Deduplicating categorical data with deduplicate()
#
If you have a series or list that contains strings with typos, the deduplicate()
function may be used to remove the typos. This is done by creating a mapping
between the typo strings and the correct strings.
Deduplication is done by first computing the n-gram distance between unique categories in data, then performing hierarchical clustering on this distance matrix, and choosing the most frequent element in each cluster as the ‘correct’ spelling. This method works best if the true number of categories is significantly smaller than the number of observed spellings.
>>> from skrub.datasets import make_deduplication_data
>>> duplicated = make_deduplication_data(examples=['black', 'white'],
... entries_per_example=[5, 5],
... prob_mistake_per_letter=0.3,
... random_state=42)
>>> duplicated
['blacs', 'black', 'black', 'black', 'black', \
'uhibe', 'white', 'white', 'white', 'white']
To deduplicate the data, we can build a correspondence matrix:
>>> from skrub import deduplicate
>>> deduplicate_correspondence = deduplicate(duplicated)

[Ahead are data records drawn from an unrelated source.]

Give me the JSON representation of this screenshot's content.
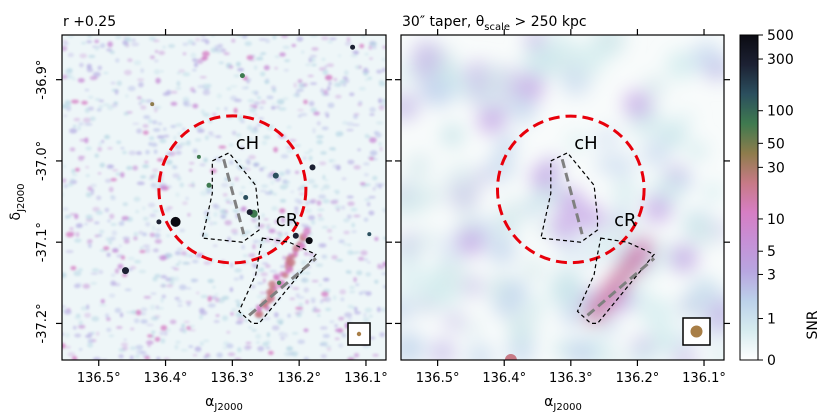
{
  "chart_data": [
    {
      "type": "heatmap",
      "title": "r +0.25",
      "xlabel": "α",
      "xlabel_sub": "J2000",
      "ylabel": "δ",
      "ylabel_sub": "J2000",
      "x_ticks": [
        "136.5°",
        "136.4°",
        "136.3°",
        "136.2°",
        "136.1°"
      ],
      "x_tick_values": [
        136.5,
        136.4,
        136.3,
        136.2,
        136.1
      ],
      "y_ticks": [
        "-36.9°",
        "-37.0°",
        "-37.1°",
        "-37.2°"
      ],
      "y_tick_values": [
        -36.9,
        -37.0,
        -37.1,
        -37.2
      ],
      "xlim": [
        136.555,
        136.07
      ],
      "ylim": [
        -37.245,
        -36.845
      ],
      "annotations": [
        {
          "label": "cH",
          "ra": 136.295,
          "dec": -36.985
        },
        {
          "label": "cR",
          "ra": 136.235,
          "dec": -37.08
        }
      ],
      "beam_marker": "small"
    },
    {
      "type": "heatmap",
      "title_main": "30″ taper, θ",
      "title_sub": "scale",
      "title_tail": " > 250 kpc",
      "xlabel": "α",
      "xlabel_sub": "J2000",
      "x_ticks": [
        "136.5°",
        "136.4°",
        "136.3°",
        "136.2°",
        "136.1°"
      ],
      "x_tick_values": [
        136.5,
        136.4,
        136.3,
        136.2,
        136.1
      ],
      "y_tick_values": [
        -36.9,
        -37.0,
        -37.1,
        -37.2
      ],
      "xlim": [
        136.555,
        136.07
      ],
      "ylim": [
        -37.245,
        -36.845
      ],
      "annotations": [
        {
          "label": "cH",
          "ra": 136.295,
          "dec": -36.985
        },
        {
          "label": "cR",
          "ra": 136.235,
          "dec": -37.08
        }
      ],
      "beam_marker": "large"
    }
  ],
  "colorbar": {
    "label": "SNR",
    "ticks": [
      "500",
      "300",
      "100",
      "50",
      "30",
      "10",
      "5",
      "3",
      "1",
      "0"
    ],
    "tick_values": [
      500,
      300,
      100,
      50,
      30,
      10,
      5,
      3,
      1,
      0
    ],
    "colors": [
      "#ffffff",
      "#d6ecef",
      "#bcd1ea",
      "#b8a6e0",
      "#c690d6",
      "#d67ec4",
      "#c77a86",
      "#8e7c4c",
      "#3f7a4f",
      "#2b4f5e",
      "#1c2133",
      "#0b0b12"
    ]
  },
  "overlay": {
    "circle_color": "#e8000b",
    "region_color": "#000000",
    "axis_color": "#808080"
  }
}
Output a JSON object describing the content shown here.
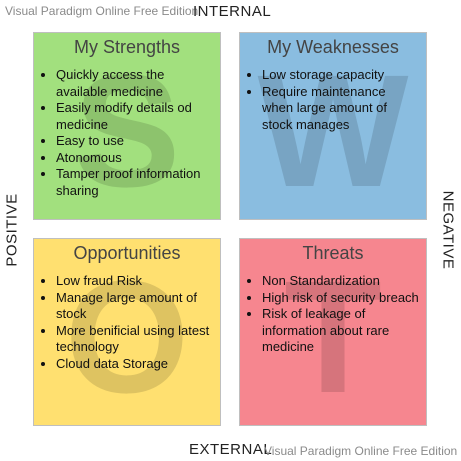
{
  "watermark": {
    "top": "Visual Paradigm Online Free Edition",
    "bottom": "Visual Paradigm Online Free Edition"
  },
  "axes": {
    "top": "INTERNAL",
    "bottom": "EXTERNAL",
    "left": "POSITIVE",
    "right": "NEGATIVE"
  },
  "quadrants": {
    "strengths": {
      "letter": "S",
      "title": "My Strengths",
      "color": "#a2e07e",
      "items": [
        "Quickly access the available medicine",
        "Easily modify details od medicine",
        "Easy to use",
        "Atonomous",
        "Tamper proof information sharing"
      ]
    },
    "weaknesses": {
      "letter": "W",
      "title": "My Weaknesses",
      "color": "#8abde0",
      "items": [
        "Low storage capacity",
        "Require maintenance when large amount of stock manages"
      ]
    },
    "opportunities": {
      "letter": "O",
      "title": "Opportunities",
      "color": "#ffe070",
      "items": [
        "Low fraud Risk",
        "Manage large amount of stock",
        "More benificial using latest technology",
        "Cloud data Storage"
      ]
    },
    "threats": {
      "letter": "T",
      "title": "Threats",
      "color": "#f6868f",
      "items": [
        "Non Standardization",
        "High risk of security breach",
        "Risk of leakage of information about rare medicine"
      ]
    }
  }
}
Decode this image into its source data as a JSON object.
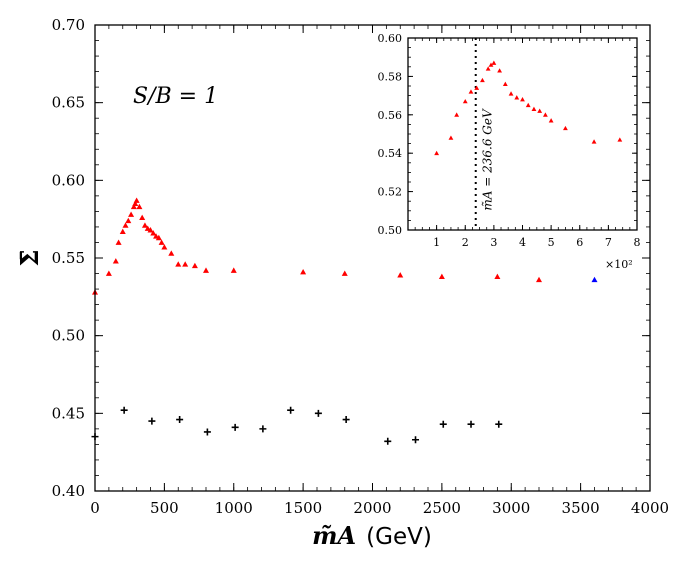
{
  "chart_data": [
    {
      "id": "main",
      "type": "scatter",
      "title": "",
      "xlabel_symbol": "m̃A",
      "xlabel_unit": "(GeV)",
      "ylabel": "Σ̄",
      "xlim": [
        0,
        4000
      ],
      "ylim": [
        0.4,
        0.7
      ],
      "xticks": [
        0,
        500,
        1000,
        1500,
        2000,
        2500,
        3000,
        3500,
        4000
      ],
      "xtick_labels": [
        "0",
        "500",
        "1000",
        "1500",
        "2000",
        "2500",
        "3000",
        "3500",
        "4000"
      ],
      "yticks": [
        0.4,
        0.45,
        0.5,
        0.55,
        0.6,
        0.65,
        0.7
      ],
      "ytick_labels": [
        "0.40",
        "0.45",
        "0.50",
        "0.55",
        "0.60",
        "0.65",
        "0.70"
      ],
      "annotation": "S/B = 1",
      "series": [
        {
          "name": "red",
          "color": "#ff0000",
          "marker": "triangle",
          "x": [
            0,
            100,
            150,
            170,
            200,
            220,
            240,
            260,
            280,
            290,
            300,
            320,
            340,
            360,
            380,
            400,
            420,
            440,
            460,
            480,
            500,
            550,
            600,
            650,
            720,
            800,
            1000,
            1500,
            1800,
            2200,
            2500,
            2900,
            3200
          ],
          "y": [
            0.528,
            0.54,
            0.548,
            0.56,
            0.567,
            0.571,
            0.574,
            0.578,
            0.583,
            0.585,
            0.587,
            0.583,
            0.576,
            0.571,
            0.569,
            0.568,
            0.566,
            0.564,
            0.563,
            0.56,
            0.557,
            0.553,
            0.546,
            0.546,
            0.545,
            0.542,
            0.542,
            0.541,
            0.54,
            0.539,
            0.538,
            0.538,
            0.536
          ]
        },
        {
          "name": "blue",
          "color": "#0000ff",
          "marker": "triangle",
          "x": [
            3600
          ],
          "y": [
            0.536
          ]
        },
        {
          "name": "black",
          "color": "#000000",
          "marker": "plus",
          "x": [
            0,
            210,
            410,
            610,
            810,
            1010,
            1210,
            1410,
            1610,
            1810,
            2110,
            2310,
            2510,
            2710,
            2910
          ],
          "y": [
            0.435,
            0.452,
            0.445,
            0.446,
            0.438,
            0.441,
            0.44,
            0.452,
            0.45,
            0.446,
            0.432,
            0.433,
            0.443,
            0.443,
            0.443
          ]
        }
      ]
    },
    {
      "id": "inset",
      "type": "scatter",
      "xlim": [
        0,
        8
      ],
      "ylim": [
        0.5,
        0.6
      ],
      "xticks": [
        1,
        2,
        3,
        4,
        5,
        6,
        7,
        8
      ],
      "xtick_labels": [
        "1",
        "2",
        "3",
        "4",
        "5",
        "6",
        "7",
        "8"
      ],
      "yticks": [
        0.5,
        0.52,
        0.54,
        0.56,
        0.58,
        0.6
      ],
      "ytick_labels": [
        "0.50",
        "0.52",
        "0.54",
        "0.56",
        "0.58",
        "0.60"
      ],
      "x_multiplier_label": "×10²",
      "vline_x": 2.366,
      "vline_label": "m̃A = 236.6 GeV",
      "series": [
        {
          "name": "red",
          "color": "#ff0000",
          "marker": "triangle",
          "x": [
            1.0,
            1.5,
            1.7,
            2.0,
            2.2,
            2.4,
            2.6,
            2.8,
            2.9,
            3.0,
            3.2,
            3.4,
            3.6,
            3.8,
            4.0,
            4.2,
            4.4,
            4.6,
            4.8,
            5.0,
            5.5,
            6.5,
            7.4
          ],
          "y": [
            0.54,
            0.548,
            0.56,
            0.567,
            0.572,
            0.574,
            0.578,
            0.584,
            0.586,
            0.587,
            0.583,
            0.576,
            0.571,
            0.569,
            0.568,
            0.565,
            0.563,
            0.562,
            0.56,
            0.557,
            0.553,
            0.546,
            0.547
          ]
        }
      ]
    }
  ]
}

>>> deduplicate_correspondence
blacs black
black black
black black
black black
black black
uhibe white
white white
white white
white white
white white
dtype: object
>>> deduplicated = list(deduplicate_correspondence)
>>> deduplicated
['black', 'black', 'black', 'black', 'black', \
'white', 'white', 'white', 'white', 'white']
See the deduplicate()
documentation for caveats and more detail.